A California jury has begun deliberating in the state’s first products liability trial over the alleged link between Johnson & Johnson’s talcum powders and ovarian cancer.
According to Law360.com, the parties delivered their closing arguments Wednesday, with the plaintiff’s attorney telling the Los Angeles Superior Court jury that Johnson & Johnson’s Baby Powder and Shower-to-Shower talc-based powders caused Eva Echeverria’s ovarian cancer. The now 63-year-old woman began using the company’s talc products for routine feminine hygiene when she was 11. Echeverria was diagnosed with ovarian cancer in 2007.
In their closing, attorneys for Johnson & Johnson maintained that Echeverria was misinterpreting studies that she claims are proof of a talc-ovarian cancer connection.
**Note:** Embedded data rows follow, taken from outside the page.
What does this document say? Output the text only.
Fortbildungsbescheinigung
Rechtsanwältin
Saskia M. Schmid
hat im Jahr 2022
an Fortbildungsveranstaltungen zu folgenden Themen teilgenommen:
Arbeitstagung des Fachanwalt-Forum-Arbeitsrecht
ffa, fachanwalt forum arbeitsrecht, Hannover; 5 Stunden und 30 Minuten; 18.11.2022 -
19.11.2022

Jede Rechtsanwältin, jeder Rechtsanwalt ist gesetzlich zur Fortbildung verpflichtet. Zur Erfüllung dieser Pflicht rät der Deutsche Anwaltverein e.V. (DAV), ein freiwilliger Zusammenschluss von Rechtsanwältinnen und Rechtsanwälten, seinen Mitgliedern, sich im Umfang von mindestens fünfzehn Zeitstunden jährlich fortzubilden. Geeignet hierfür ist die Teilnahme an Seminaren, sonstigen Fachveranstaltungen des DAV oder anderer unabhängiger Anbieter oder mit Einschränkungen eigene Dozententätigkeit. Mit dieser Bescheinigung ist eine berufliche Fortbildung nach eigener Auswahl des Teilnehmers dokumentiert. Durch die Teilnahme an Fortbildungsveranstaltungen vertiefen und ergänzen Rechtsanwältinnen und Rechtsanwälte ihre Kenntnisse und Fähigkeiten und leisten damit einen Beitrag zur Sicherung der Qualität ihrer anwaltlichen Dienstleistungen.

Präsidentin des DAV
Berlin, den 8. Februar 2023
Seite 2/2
Now it will be up to jurors to decide if Johnson & Johnson is liable for failing to warn Echeverria about the risks allegedly associated with its talcum powder products.
Johnson & Johnson is named a defendant in more than 4,500 talcum powder lawsuits, all of which were filed on behalf of women who were diagnosed with ovarian cancer following long-term use of the company’s talc-based powders for feminine hygiene purposes. Among other things, their lawsuits point to studies published as early as the 1970s that suggest the regular, repeated application of talc-based powders to the female genitals could contribute to the development of ovarian cancer. Plaintiffs claim that Johnson & Johnson has long been aware of these findings, but chose not to warn the public in order to protect sales of its popular Shower-to-Shower and Baby Powder franchises.
Echeverria’s lawsuit is the first of some 300 cases to go to trial in California’s talcum powder litigation. Thousands of other talcum powder lawsuits are pending against Johnson & Johnson in Missouri, New Jersey and Delaware state courts, as well as New Jersey federal court.
The Missouri litigation is the nation’s largest, and has already concluded five talcum powder trials. Johnson & Johnson has prevailed in just one of those cases. The first trial ended in February 2016, when the family of an Alabama woman who died from ovarian cancer was awarded $10 million in compensatory damages, as well as $62 million in punitive damages.
In May 2015, Johnson & Johnson was ordered to pay $55 million ($5 million compensatory, $50 million punitive) to a South Dakota ovarian cancer victim.
In October 2016, another Missouri jury awarded $70 million, including $2.5 million in compensatory damages and $67.5 million in punitive damages, to a third plaintiff.
Johnson & Johnson’s only win in Missouri came this past March. However, the company was hit with its largest talcum powder verdict thus far just two months later, when another Missouri jury awarded more than $100 million in compensatory and punitive damages to the plaintiff in the state’s fifth trial.